Cuando llegamos, me sorprende lo rápido que ha pasado el tiempo. Me han parecido dos minutos, cuando en realidad debe de haber pasado una hora. O quizá algo más. No estoy segura, hace mucho que perdí la noción del tiempo y él no hace más que empeorar la situación. Su estúpida sonrisa y sus estúpidos ojos me desestabilizan, me erizan el vello de la nuca y hacen que quiera quedarme plantada allí, delante de ellos, para siempre. Pero no podemos, porque nuestros caminos siempre se separan. Es inevitable. Es ineludible. Es completamente cierto.

Bajo la luz de una farola que tiene pinta de haber estado allí puesta desde hace demasiados años, nos quedamos completamente quietos, observándonos, temiendo respirar demasiado alto, a escasos centímetros el uno del otro. Estoy deseando que se acerque más, que me acaricie con aquellas manos que el cielo ha tenido la bondad de brindarle, pero no lo hace. Le gusta verme sufrir. Así que me acerco más y me humedezco los labios, tratando de ponerle nervioso. Y funciona.

Con determinación, pone su mano derecha en mi cintura, bajo mi chaqueta y, aunque hace frío, comienzo a sentir calor. Pongo mis manos alrededor de su cuello, cruzo el mínimo medio paso que aún nos separaba, haciendo que su boca quede a milímetros de la mía, y espero. Espero una milésima de segundo, luego dos, tres, cuatro… Parece una eternidad, me queman los labios y que sus manos estén rozando mi cuerpo no ayuda demasiado, pero me obligo a esperar, a ser paciente, porque las prisas no son buenas, por muy nerviosa que me esté poniendo estar tan cerca sin poder hacer nada.

Y cuando siento que voy a volverme loca y decido atravesar la ridiculez de espacio que aún separa su boca de la mía, él sonríe y me besa. Y me da igual saber que dentro de poco tendrá que decirme adiós y que yo tendré que verle alejarse hasta perderle de vista una vez más. Porque lo que me importa es el ahora, el hecho de que sus manos recorren mi espalda y mi cintura y que su boca, ávida, provoca un agradable e insistente cosquilleo en todo mi cuerpo.
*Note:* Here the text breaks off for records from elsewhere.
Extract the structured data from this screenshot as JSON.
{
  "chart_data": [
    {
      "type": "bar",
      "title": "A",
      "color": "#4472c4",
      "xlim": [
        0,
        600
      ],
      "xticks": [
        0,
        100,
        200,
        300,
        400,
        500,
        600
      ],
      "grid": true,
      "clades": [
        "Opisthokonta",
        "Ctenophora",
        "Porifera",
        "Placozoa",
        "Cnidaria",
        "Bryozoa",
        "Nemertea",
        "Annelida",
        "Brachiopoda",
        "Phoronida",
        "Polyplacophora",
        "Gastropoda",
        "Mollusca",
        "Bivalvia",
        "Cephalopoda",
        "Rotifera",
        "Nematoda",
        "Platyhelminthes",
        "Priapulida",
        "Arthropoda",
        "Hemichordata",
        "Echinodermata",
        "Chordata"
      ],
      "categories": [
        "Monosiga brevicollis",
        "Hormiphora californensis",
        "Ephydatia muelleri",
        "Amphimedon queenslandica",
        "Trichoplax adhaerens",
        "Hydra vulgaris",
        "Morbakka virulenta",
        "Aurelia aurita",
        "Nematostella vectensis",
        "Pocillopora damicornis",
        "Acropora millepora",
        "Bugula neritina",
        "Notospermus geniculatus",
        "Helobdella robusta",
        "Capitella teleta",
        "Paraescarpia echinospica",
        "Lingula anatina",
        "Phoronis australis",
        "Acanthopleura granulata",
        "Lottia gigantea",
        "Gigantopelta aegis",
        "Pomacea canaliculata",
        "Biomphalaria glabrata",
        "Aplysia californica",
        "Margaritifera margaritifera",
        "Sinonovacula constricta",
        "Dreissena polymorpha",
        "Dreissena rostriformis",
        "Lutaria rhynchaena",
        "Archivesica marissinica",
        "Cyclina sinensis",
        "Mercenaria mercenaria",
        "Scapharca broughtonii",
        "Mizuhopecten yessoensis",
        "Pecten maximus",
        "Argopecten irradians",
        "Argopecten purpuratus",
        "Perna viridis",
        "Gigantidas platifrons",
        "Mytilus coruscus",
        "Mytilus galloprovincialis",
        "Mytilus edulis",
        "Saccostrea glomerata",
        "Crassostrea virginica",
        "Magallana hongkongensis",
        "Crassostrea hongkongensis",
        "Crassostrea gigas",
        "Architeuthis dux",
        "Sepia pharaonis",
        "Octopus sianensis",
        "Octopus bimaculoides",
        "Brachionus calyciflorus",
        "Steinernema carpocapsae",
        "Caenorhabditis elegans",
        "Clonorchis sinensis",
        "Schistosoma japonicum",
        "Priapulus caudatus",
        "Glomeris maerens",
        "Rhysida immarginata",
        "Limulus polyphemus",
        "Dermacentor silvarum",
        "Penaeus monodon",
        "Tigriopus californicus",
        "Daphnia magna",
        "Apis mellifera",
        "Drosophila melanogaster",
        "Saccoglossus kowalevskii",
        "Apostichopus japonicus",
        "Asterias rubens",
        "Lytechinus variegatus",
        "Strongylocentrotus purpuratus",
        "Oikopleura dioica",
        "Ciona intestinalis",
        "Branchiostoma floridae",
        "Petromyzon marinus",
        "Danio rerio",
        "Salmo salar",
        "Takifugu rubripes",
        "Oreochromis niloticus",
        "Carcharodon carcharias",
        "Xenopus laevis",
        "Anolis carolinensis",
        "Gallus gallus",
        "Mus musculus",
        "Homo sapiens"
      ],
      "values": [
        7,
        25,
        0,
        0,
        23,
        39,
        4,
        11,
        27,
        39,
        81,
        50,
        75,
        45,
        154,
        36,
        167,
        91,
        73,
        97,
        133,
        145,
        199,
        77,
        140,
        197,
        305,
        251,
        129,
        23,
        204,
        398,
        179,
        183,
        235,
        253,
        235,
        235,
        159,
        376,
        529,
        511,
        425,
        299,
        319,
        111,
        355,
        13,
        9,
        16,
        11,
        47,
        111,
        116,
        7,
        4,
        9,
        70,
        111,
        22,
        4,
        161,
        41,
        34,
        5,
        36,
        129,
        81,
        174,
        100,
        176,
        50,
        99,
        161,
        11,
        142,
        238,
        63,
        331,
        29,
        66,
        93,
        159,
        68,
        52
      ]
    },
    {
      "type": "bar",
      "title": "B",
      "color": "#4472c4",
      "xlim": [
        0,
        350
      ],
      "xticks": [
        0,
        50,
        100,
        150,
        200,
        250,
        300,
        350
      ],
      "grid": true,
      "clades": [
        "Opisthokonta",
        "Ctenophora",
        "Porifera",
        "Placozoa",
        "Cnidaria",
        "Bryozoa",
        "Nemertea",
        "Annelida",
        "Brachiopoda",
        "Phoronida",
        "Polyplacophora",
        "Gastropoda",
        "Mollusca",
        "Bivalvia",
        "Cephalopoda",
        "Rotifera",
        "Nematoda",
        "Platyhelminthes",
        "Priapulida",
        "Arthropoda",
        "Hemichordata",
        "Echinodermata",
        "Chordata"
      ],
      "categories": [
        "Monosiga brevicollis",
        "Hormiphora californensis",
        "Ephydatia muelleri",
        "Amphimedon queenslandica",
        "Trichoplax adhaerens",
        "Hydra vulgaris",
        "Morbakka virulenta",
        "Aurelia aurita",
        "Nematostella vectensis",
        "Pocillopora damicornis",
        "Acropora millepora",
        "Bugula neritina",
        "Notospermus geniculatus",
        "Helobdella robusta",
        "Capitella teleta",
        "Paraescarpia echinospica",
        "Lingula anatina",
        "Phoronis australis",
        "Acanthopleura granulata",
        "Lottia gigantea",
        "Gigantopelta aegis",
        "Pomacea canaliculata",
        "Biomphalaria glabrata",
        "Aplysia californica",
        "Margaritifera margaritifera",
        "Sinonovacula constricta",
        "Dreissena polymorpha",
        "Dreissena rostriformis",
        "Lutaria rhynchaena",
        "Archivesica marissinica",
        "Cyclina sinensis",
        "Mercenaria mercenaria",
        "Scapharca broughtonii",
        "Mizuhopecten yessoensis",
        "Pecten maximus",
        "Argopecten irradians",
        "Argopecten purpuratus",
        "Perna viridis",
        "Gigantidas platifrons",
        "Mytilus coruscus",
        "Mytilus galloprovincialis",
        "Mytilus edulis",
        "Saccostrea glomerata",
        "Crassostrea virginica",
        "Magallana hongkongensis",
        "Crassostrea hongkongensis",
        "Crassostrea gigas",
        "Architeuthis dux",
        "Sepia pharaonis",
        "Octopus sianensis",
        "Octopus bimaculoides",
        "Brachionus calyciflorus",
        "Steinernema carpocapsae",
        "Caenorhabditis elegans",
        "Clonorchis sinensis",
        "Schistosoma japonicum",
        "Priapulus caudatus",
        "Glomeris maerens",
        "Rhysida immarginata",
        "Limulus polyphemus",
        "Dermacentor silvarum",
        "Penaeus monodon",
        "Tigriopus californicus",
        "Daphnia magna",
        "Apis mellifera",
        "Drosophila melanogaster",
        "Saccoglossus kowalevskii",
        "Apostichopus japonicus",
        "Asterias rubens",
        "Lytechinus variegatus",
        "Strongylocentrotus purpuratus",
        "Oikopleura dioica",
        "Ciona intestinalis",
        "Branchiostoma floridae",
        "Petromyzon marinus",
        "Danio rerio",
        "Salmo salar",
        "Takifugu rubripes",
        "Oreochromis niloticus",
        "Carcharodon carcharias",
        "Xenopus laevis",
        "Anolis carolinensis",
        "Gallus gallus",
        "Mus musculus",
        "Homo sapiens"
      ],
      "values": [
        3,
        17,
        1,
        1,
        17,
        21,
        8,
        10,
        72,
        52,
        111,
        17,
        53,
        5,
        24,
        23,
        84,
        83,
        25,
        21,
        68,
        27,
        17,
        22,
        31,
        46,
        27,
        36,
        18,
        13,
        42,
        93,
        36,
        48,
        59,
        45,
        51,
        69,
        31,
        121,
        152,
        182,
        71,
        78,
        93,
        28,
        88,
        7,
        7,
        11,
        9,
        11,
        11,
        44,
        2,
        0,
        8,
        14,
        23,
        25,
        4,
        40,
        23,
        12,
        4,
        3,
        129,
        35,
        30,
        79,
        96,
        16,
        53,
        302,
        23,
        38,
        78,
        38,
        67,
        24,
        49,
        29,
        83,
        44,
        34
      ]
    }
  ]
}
Lo único que me importa ahora es que él me abraza y que yo le abrazo, que, por un momento, él es mío y yo soy suya.


Ojos pardos.

Esta es la historia de dos ojos pardos que recorren los rincones de los confines del universo en busca de un pequeño espacio, un pequeño hueco que quiera acogerlos, donde quepan y, por fin, no se sientan observados. Porque no les gusta que los miren. No les gusta ser el centro de atención. Les gusta observar y atender. Porque no ven necesario nada más. Les gusta apreciar el mundo y aprender de él. Sin intervención. No creen estar preparados aún para aportar nada, porque no creen que hayan madurado, no creen en sus virtudes. Se sienten pequeños, insignificantes en comparación a las grandes personas que existen de donde ellos vienen. Y, por eso, prefieren esperar al momento en el que adquieran un cuerpo que los ponga a la altura de los demás. Sin embargo, el momento no parece llegar nunca.

“Creed en vuestra valía” es una de las frases que les han repetido muchas veces, pero ¿pueden hacerlo? ¿Por qué deberían hacerlo? ¿Porque es “la verdad”? ¿Y si no lo es? ¿Y si sólo dicen eso porque “la verdad” es tan cruel que sería inconcebible hablar de ella? Los ojos pardos de nuestra historia son inseguros, no quieren que las grandes personas les hagan daño, que se rían de ellos. Y por ello juegan al escondite contra ellos mismos y contra el mundo: escondiendo palabras, escondiendo fallos, escondiendo recuerdos… Escondiendo todo lo que pueda delatarles como seres interactuantes.

Quizá hay que escuchar más allá de las palabras y esperar poco de canciones bellas.